Pengalaman Ernest menggarap beberapa film dalam beberapa tahun terakhir nampak berakumulasi dengan sangat baik di Imperfect. Ernest seakan datang dengan kumpulan keterampilan dan pengalaman yang dituangkan dalam satu adonan Imperfect yang menawan. Menonton Imperfect seperti menonton standup comedy cerdas yang dibawakan oleh banyak orang dalam bentuk dialog. Sangat jelas terasa, komedinya dipikirkan dengan serius, dikemas dengan apik dan disajikan dengan prima. Muhadkli Acho yang menjadi konsultan komedi di film ini harus mendapat apresiasi yang tinggi.
Kehadiran standup comedian di banyak film belakangan ini bukanlah hal baru. Yang agak berbeda di Imperfect adalah hadirnya banyak komedian perempuan. Entah kenapa saya teringat kata-kata pembukaan Seth Mayers di Oscar 2016 ketika dia bilang “Ladies and the remaining gentlemen”. Apakah memang peran perempuan kian meningkat dan laki-laki yang mendapat peran adalah mereka yang ‘tersisa’? Entahlah. Yang pasti, kehadiran empat komika perempuan di film Imperfect berhasil menjadi ‘center of gravity’ kelucuan cerdas yang tersaji.
Dialog tentang zodiac dan shio, menurut saya begitu segar dan lucu. Kerumitan terkait shio, tikus tanah dan perjodohan disajikan dengan begitu apik. Laugh per minute (LPM)-nya tinggi, termasuk call back yang hadir begitu menawan. Nampak betul dialog ini dipersiapkan dengan gaya penulisan standup comedy yang rapi, detil dan dengan LPM yang begitu rapat.
Tidak sering saya menyaksikan penonton bioskop seperti penonton Imperfect yang tertawa terpingkal-pingkal dengan derai yang hampir seragam sebagaimana layaknya pertunjukan standup comedy live. Kami bertiga sekeluarga duduk di deratan paling depan karena teaternya memang penuh dan kami memesan tiket agak terlambat. Penuhnya ruangan teater di hari pertama dan pecahnya tawa penonton mengirimkan sinyal positif bahwa Imperfect bisa menjadi tontonan yang dicintai oleh penikmat film di Indonesia. Kita lihat saja sampai akhir tahun 2019 ini.
Imperfect secara cerdas memainkan perasan penonton dengan sajian fluktuasi emosi yang dinamis. Kelucuan yang cerdas dan mengejutkan tersaji apik menghadirkan keceriaan. Kesedihan mendalam juga terasa begitu dekat karena hadir dari perasaan terabaikan, tersisih, dan terkalahkan.
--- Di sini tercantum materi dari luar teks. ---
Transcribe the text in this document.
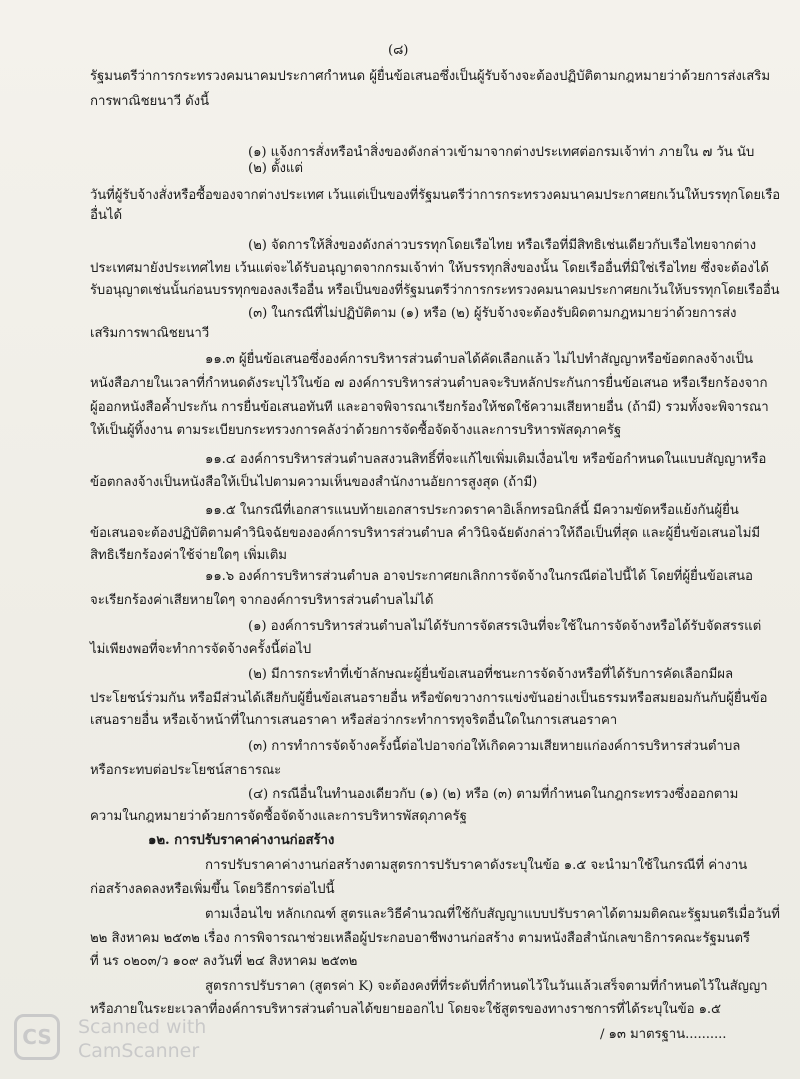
(๘)
รัฐมนตรีว่าการกระทรวงคมนาคมประกาศกำหนด ผู้ยื่นข้อเสนอซึ่งเป็นผู้รับจ้างจะต้องปฏิบัติตามกฎหมายว่าด้วยการส่งเสริม
การพาณิชยนาวี ดังนี้
(๑) แจ้งการสั่งหรือนำสิ่งของดังกล่าวเข้ามาจากต่างประเทศต่อกรมเจ้าท่า ภายใน ๗ วัน นับ
(๒) ตั้งแต่
วันที่ผู้รับจ้างสั่งหรือซื้อของจากต่างประเทศ เว้นแต่เป็นของที่รัฐมนตรีว่าการกระทรวงคมนาคมประกาศยกเว้นให้บรรทุกโดยเรือ
อื่นได้
(๒) จัดการให้สิ่งของดังกล่าวบรรทุกโดยเรือไทย หรือเรือที่มีสิทธิเช่นเดียวกับเรือไทยจากต่าง
ประเทศมายังประเทศไทย เว้นแต่จะได้รับอนุญาตจากกรมเจ้าท่า ให้บรรทุกสิ่งของนั้น โดยเรืออื่นที่มิใช่เรือไทย ซึ่งจะต้องได้
รับอนุญาตเช่นนั้นก่อนบรรทุกของลงเรืออื่น หรือเป็นของที่รัฐมนตรีว่าการกระทรวงคมนาคมประกาศยกเว้นให้บรรทุกโดยเรืออื่น
(๓) ในกรณีที่ไม่ปฏิบัติตาม (๑) หรือ (๒) ผู้รับจ้างจะต้องรับผิดตามกฎหมายว่าด้วยการส่ง
เสริมการพาณิชยนาวี
๑๑.๓ ผู้ยื่นข้อเสนอซึ่งองค์การบริหารส่วนตำบลได้คัดเลือกแล้ว ไม่ไปทำสัญญาหรือข้อตกลงจ้างเป็น
หนังสือภายในเวลาที่กำหนดดังระบุไว้ในข้อ ๗ องค์การบริหารส่วนตำบลจะริบหลักประกันการยื่นข้อเสนอ หรือเรียกร้องจาก
ผู้ออกหนังสือค้ำประกัน การยื่นข้อเสนอทันที และอาจพิจารณาเรียกร้องให้ชดใช้ความเสียหายอื่น (ถ้ามี) รวมทั้งจะพิจารณา
ให้เป็นผู้ทิ้งงาน ตามระเบียบกระทรวงการคลังว่าด้วยการจัดซื้อจัดจ้างและการบริหารพัสดุภาครัฐ
๑๑.๔ องค์การบริหารส่วนตำบลสงวนสิทธิ์ที่จะแก้ไขเพิ่มเติมเงื่อนไข หรือข้อกำหนดในแบบสัญญาหรือ
ข้อตกลงจ้างเป็นหนังสือให้เป็นไปตามความเห็นของสำนักงานอัยการสูงสุด (ถ้ามี)
๑๑.๕ ในกรณีที่เอกสารแนบท้ายเอกสารประกวดราคาอิเล็กทรอนิกส์นี้ มีความขัดหรือแย้งกันผู้ยื่น
ข้อเสนอจะต้องปฏิบัติตามคำวินิจฉัยขององค์การบริหารส่วนตำบล คำวินิจฉัยดังกล่าวให้ถือเป็นที่สุด และผู้ยื่นข้อเสนอไม่มี
สิทธิเรียกร้องค่าใช้จ่ายใดๆ เพิ่มเติม
๑๑.๖ องค์การบริหารส่วนตำบล อาจประกาศยกเลิกการจัดจ้างในกรณีต่อไปนี้ได้ โดยที่ผู้ยื่นข้อเสนอ
จะเรียกร้องค่าเสียหายใดๆ จากองค์การบริหารส่วนตำบลไม่ได้
(๑) องค์การบริหารส่วนตำบลไม่ได้รับการจัดสรรเงินที่จะใช้ในการจัดจ้างหรือได้รับจัดสรรแต่
ไม่เพียงพอที่จะทำการจัดจ้างครั้งนี้ต่อไป
(๒) มีการกระทำที่เข้าลักษณะผู้ยื่นข้อเสนอที่ชนะการจัดจ้างหรือที่ได้รับการคัดเลือกมีผล
ประโยชน์ร่วมกัน หรือมีส่วนได้เสียกับผู้ยื่นข้อเสนอรายอื่น หรือขัดขวางการแข่งขันอย่างเป็นธรรมหรือสมยอมกันกับผู้ยื่นข้อ
เสนอรายอื่น หรือเจ้าหน้าที่ในการเสนอราคา หรือส่อว่ากระทำการทุจริตอื่นใดในการเสนอราคา
(๓) การทำการจัดจ้างครั้งนี้ต่อไปอาจก่อให้เกิดความเสียหายแก่องค์การบริหารส่วนตำบล
หรือกระทบต่อประโยชน์สาธารณะ
(๔) กรณีอื่นในทำนองเดียวกับ (๑) (๒) หรือ (๓) ตามที่กำหนดในกฎกระทรวงซึ่งออกตาม
ความในกฎหมายว่าด้วยการจัดซื้อจัดจ้างและการบริหารพัสดุภาครัฐ
๑๒. การปรับราคาค่างานก่อสร้าง
การปรับราคาค่างานก่อสร้างตามสูตรการปรับราคาดังระบุในข้อ ๑.๕ จะนำมาใช้ในกรณีที่ ค่างาน
ก่อสร้างลดลงหรือเพิ่มขึ้น โดยวิธีการต่อไปนี้
ตามเงื่อนไข หลักเกณฑ์ สูตรและวิธีคำนวณที่ใช้กับสัญญาแบบปรับราคาได้ตามมติคณะรัฐมนตรีเมื่อวันที่
๒๒ สิงหาคม ๒๕๓๒ เรื่อง การพิจารณาช่วยเหลือผู้ประกอบอาชีพงานก่อสร้าง ตามหนังสือสำนักเลขาธิการคณะรัฐมนตรี
ที่ นร ๐๒๐๓/ว ๑๐๙ ลงวันที่ ๒๔ สิงหาคม ๒๕๓๒
สูตรการปรับราคา (สูตรค่า K) จะต้องคงที่ที่ระดับที่กำหนดไว้ในวันแล้วเสร็จตามที่กำหนดไว้ในสัญญา
หรือภายในระยะเวลาที่องค์การบริหารส่วนตำบลได้ขยายออกไป โดยจะใช้สูตรของทางราชการที่ได้ระบุในข้อ ๑.๕
/ ๑๓ มาตรฐาน..........
CS	Scanned with
CamScanner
Ini menjadi menarik karena sesungguhnya hal itu dirasakan jutaan orang di dunia. Saya yakin, banyak penonton juga merasa tersindir dengan telak oleh potongan-potongan adegan dan dialog yang tersaji.
Kealamian acting adalah salah satu kekuatan Imperfect. Favorit saya adalah ketika Reza Rahadian, Ibunya dan Ernest Prakasa ada dalam satu adegan. Dialog dan aksi mereka begitu alami, seakan-akan itu tanpa script dan merupakan spontanitas atau improvisasi. Padahal saya yakin, itu semua scripted. Kesempurnaan adegan ini pastilah hadir karena kedisiplinan dalam reading, berlatih lalu kesungguhan saat delivery. Alami betul, cair betul. Melihat adegan itu, saya tidak merasa menonton film tapi menyaksikan kejadian nyata, senyatanya.
Ernest tetap hadir dengan kekuatan andalannya dalam mengolah isu warga keturunan, terutama Cina. Kemampuan dan keberaniannya mengolok-olok situasinya sebagai warga keturunan Cina luar biasa sehingga isu ini hadir begitu alami memberi pelajaran tanpa menjadi sensitif sama sekali. Imperfect bahkan selangkah lebih jauh lagi ketika sedikit bermain risiko ketika berbicara soal Jilbab, Yesus dan Maria. Saya pribadi suka betul dengan topik ini karena disajikan dalam bentuk guyon. Saya adalah orang yang percaya bahwa keyakinan kita akan susuatu dibuktikan, salah satunya, dengan kemampuan kita untuk tersenyum dan tetap tenang ketika ada yang bertanya, ragu-ragu atau bahkan bermain dengan keyakinan itu.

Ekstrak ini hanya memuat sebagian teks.